- Episode no.: Season 23 Episode 3
- Directed by: Trey Parker
- Written by: Trey Parker
- Production code: 2303
- Original air date: October 9, 2019

Episode chronology
| ← Previous "Band in China" | Next → "Let Them Eat Goo" |
- South Park season 23

= Shots!!! =

"Shots!!!" is the third episode of the twenty-third season of the American animated television series South Park. The 300th episode overall of the series, it premiered on Comedy Central in the United States on October 9, 2019. In the episode, Randy Marsh revels in a milestone reached by his marijuana farm, much to the ire of his wife. Meanwhile, in a parody of the antivaccine movement, Eric Cartman, terrified of needles, seeks to avoid a required immunization by citing fear that vaccines might make him "artistic", an eggcorn play on the word autistic, that is literally realized in the episode.

==Plot==
Randy Marsh celebrates the milestone $300,000 in profit that his business, Tegridy Farms, has made selling marijuana by organizing a parade and producing a television commercial touting the new customer base resulting from his recent deal with the Chinese government. However his wife, Sharon, is angered at him for undertaking these endeavors without considering their cost or consulting her, despite the fact that they purchased the farm together to avoid the type of business it has now become. She is also upset that the Chinese government purchases their product to use it to frame Chinese protesters in order to justify their arrests.

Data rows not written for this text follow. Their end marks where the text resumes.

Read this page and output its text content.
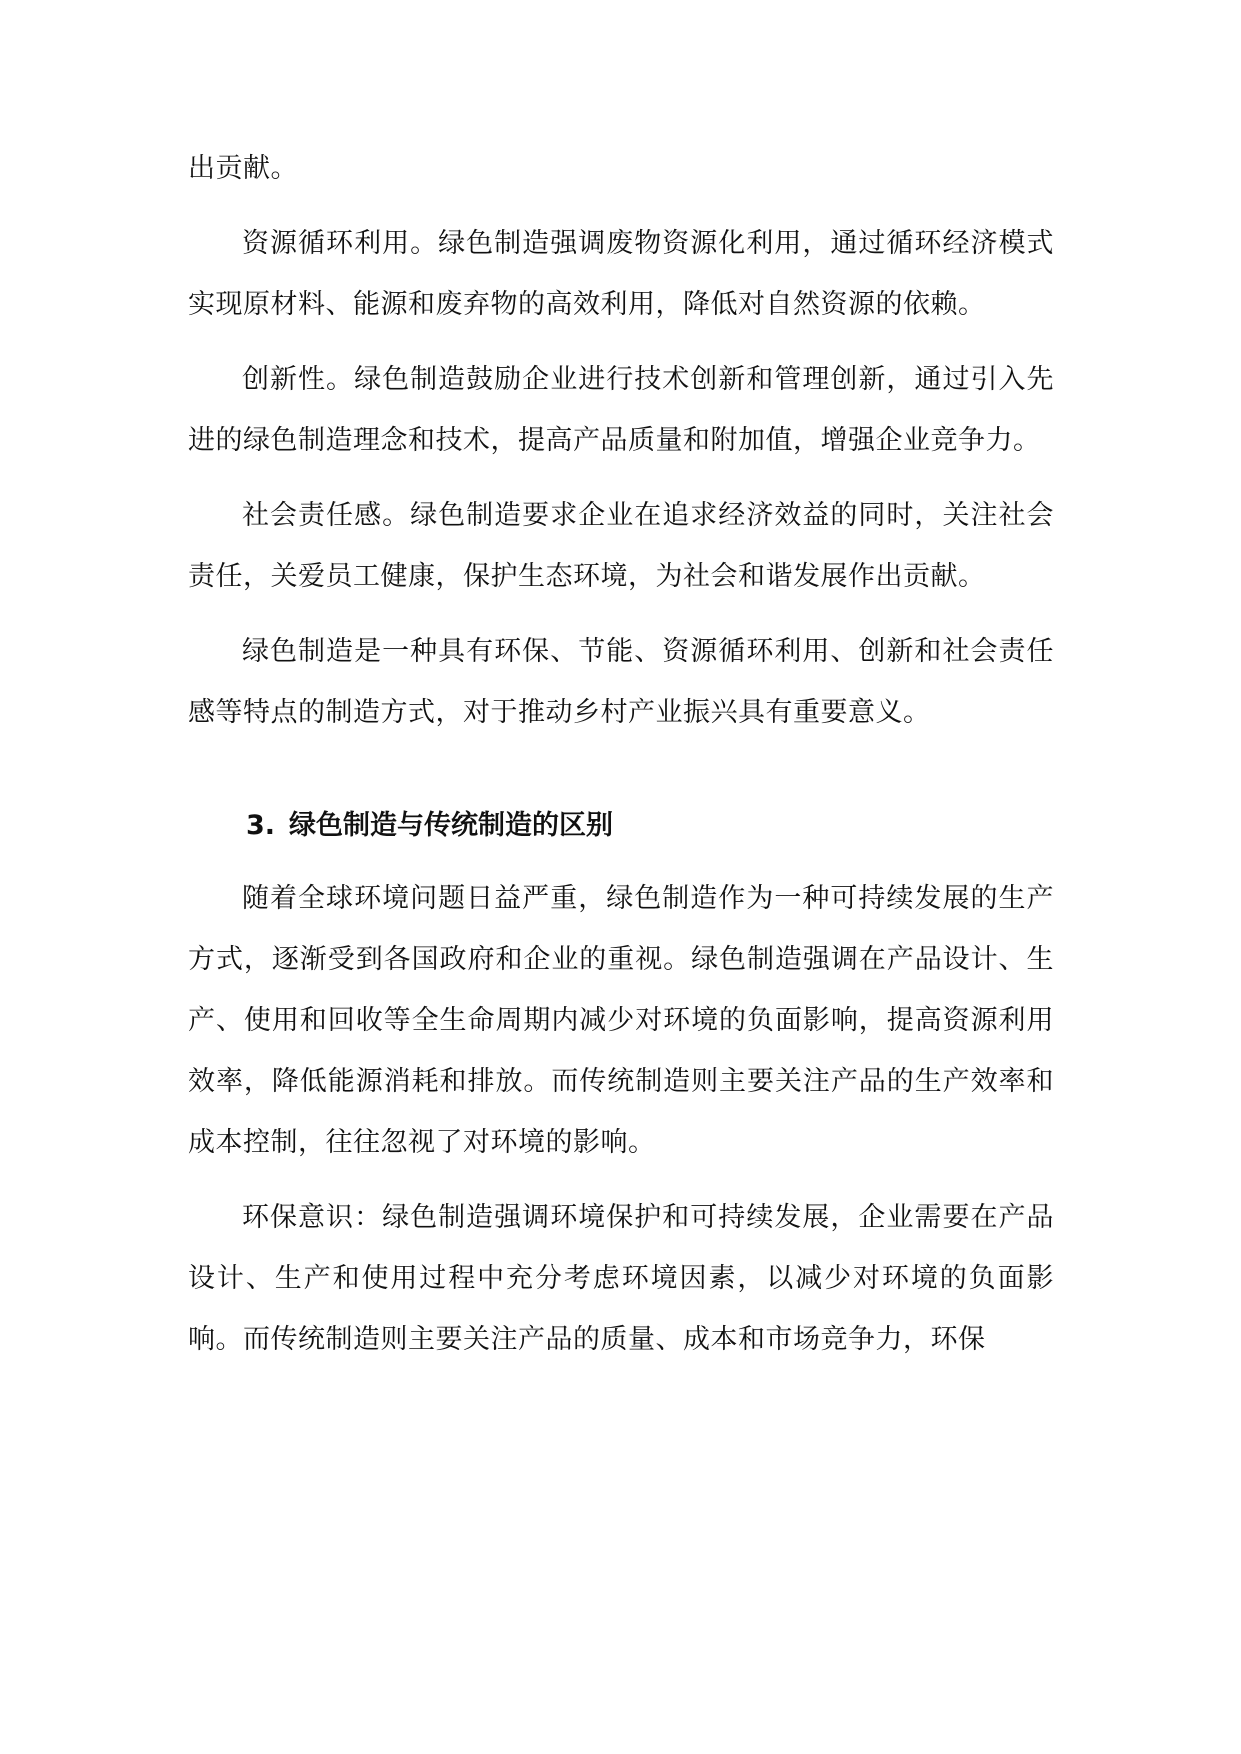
出贡献。

资源循环利用。绿色制造强调废物资源化利用，通过循环经济模式实现原材料、能源和废弃物的高效利用，降低对自然资源的依赖。

创新性。绿色制造鼓励企业进行技术创新和管理创新，通过引入先进的绿色制造理念和技术，提高产品质量和附加值，增强企业竞争力。

社会责任感。绿色制造要求企业在追求经济效益的同时，关注社会责任，关爱员工健康，保护生态环境，为社会和谐发展作出贡献。

绿色制造是一种具有环保、节能、资源循环利用、创新和社会责任感等特点的制造方式，对于推动乡村产业振兴具有重要意义。

3. 绿色制造与传统制造的区别

随着全球环境问题日益严重，绿色制造作为一种可持续发展的生产方式，逐渐受到各国政府和企业的重视。绿色制造强调在产品设计、生产、使用和回收等全生命周期内减少对环境的负面影响，提高资源利用效率，降低能源消耗和排放。而传统制造则主要关注产品的生产效率和成本控制，往往忽视了对环境的影响。

环保意识：绿色制造强调环境保护和可持续发展，企业需要在产品设计、生产和使用过程中充分考虑环境因素，以减少对环境的负面影响。而传统制造则主要关注产品的质量、成本和市场竞争力，环保
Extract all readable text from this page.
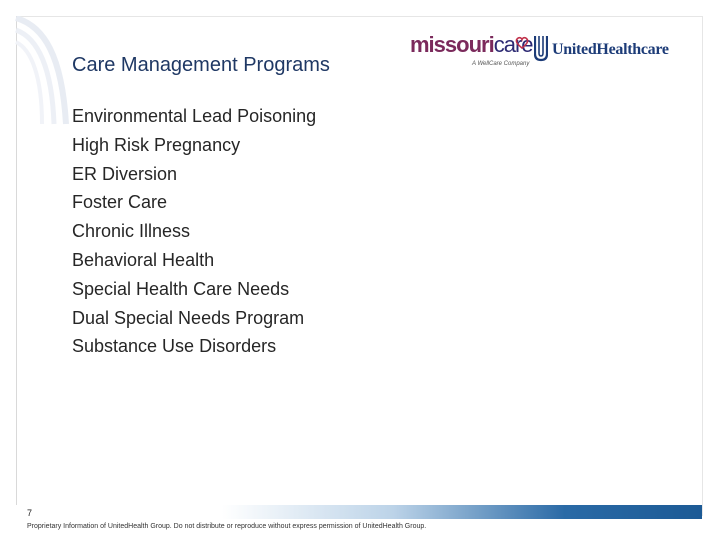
Care Management Programs
missouricare
A WellCare Company
UnitedHealthcare
Environmental Lead Poisoning
High Risk Pregnancy
ER Diversion
Foster Care
Chronic Illness
Behavioral Health
Special Health Care Needs
Dual Special Needs Program
Substance Use Disorders
7
Proprietary Information of UnitedHealth Group. Do not distribute or reproduce without express permission of UnitedHealth Group.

Meanwhile, Eric Cartman is terrified of needles and refuses to get vaccinated his school required by running around, squealing like a pig, and evading restraints whenever a shot is imminent. Threatened with expulsion from South Park Elementary, he attempts to avoid vaccinations by lobbying to be designated a conscientious objector, citing fears that vaccines might make him "artistic" (an eggcorn of autistic). He has his mother, Liane, repeat this notion at a town meeting, but she then abandons this ruse to confess with exasperation that she simply cannot restrain him for the shot. Fearing that this may threaten the herd immunity that protects their children, the other parents in town conspire with her to ambush Cartman with a shot as he sleeps, and when this fails, they hire an expert pig wrestler, Big Mesquite Murph, who captures Cartman and places him in a pen. However, Cartman proves too fast for Big Mesquite Murph to restrain, so a rodeo is organized, which will pit the non-immunized children of Park County against those attempting to administer the required shots.

When Liane goes to Tegridy Farms to buy marijuana, she and Randy end up commiserating over the conflicts they are each having with their loved ones. When she tells him he should feel lucky at having a partner in life, he realizes he has not been kind to that partner, who is owed an apology. He apologizes not to Sharon, but to his business partner, Towelie, admitting that he became greedy, and promises to end his business deal with the Chinese. Liane, realizing that being a mother is the only thing she knows how to do, crashes the rodeo to rescue Cartman, and is accidentally stuck with the needle intended for Cartman. After freeing her son, she takes him home, but denies him the toy that children get after being immunized. Cartman later goes to his doctor himself for the shot, but is told that his mother is exhibiting side effects from the heavy dose she accidentally received, which was not intended for an adult. Eric discovers her painting a still life, horrified that the vaccine has indeed made her "artistic".

==Reception==
Jesse Schedeen of IGN rated the episode a 6 out of 10, criticizing the episode for being a much weaker anniversary episode than the 200th episode. While he enjoyed the humor of the rodeo scene, he also stated that the episode "isn't really the epic anniversary celebration South Park deserved. The smaller scale compared to past episodes like '200' isn't the problem. It's more that 'Shots!!!' is a disjointed episode with two plot threads that barely have any relation to one another."

John Hugar of The A.V. Club was much more favorable of the episode, giving it a grade of "A", and calling it "the funniest episode of season 23 by a wide margin, and honestly, probably the best episode for pure comedy since Season 21's 'Sons a Witches'." He repeatedly praised both the story between Cartman's refusal to get vaccinated and the issues suffered by Liane in her attempts to be a good mother to Cartman, as well as the plot surrounding Randy and his marijuana farm. After commenting that the season has gotten better with each episode, he stated, "This episode gave us plenty of room to understand and relate to its characters, as well as giving us plenty of great jokes along the way. While so many of its contemporaries have gotten stale, giving viewers fewer and fewer reasons to care, South Park remains as sharp as ever."

Dani Di Placido of Forbes commented that this episode, much like the entire run of South Park, stood fast in its moral value of "refusing to sell out, or censor their stories." He praised its humor at the expense of "anti-vax conspiracy theorists" and noted in his summary that "While the 300th episode of South Park can't quite compete with the brilliance of last week's episode, the show seems to be only improving with age."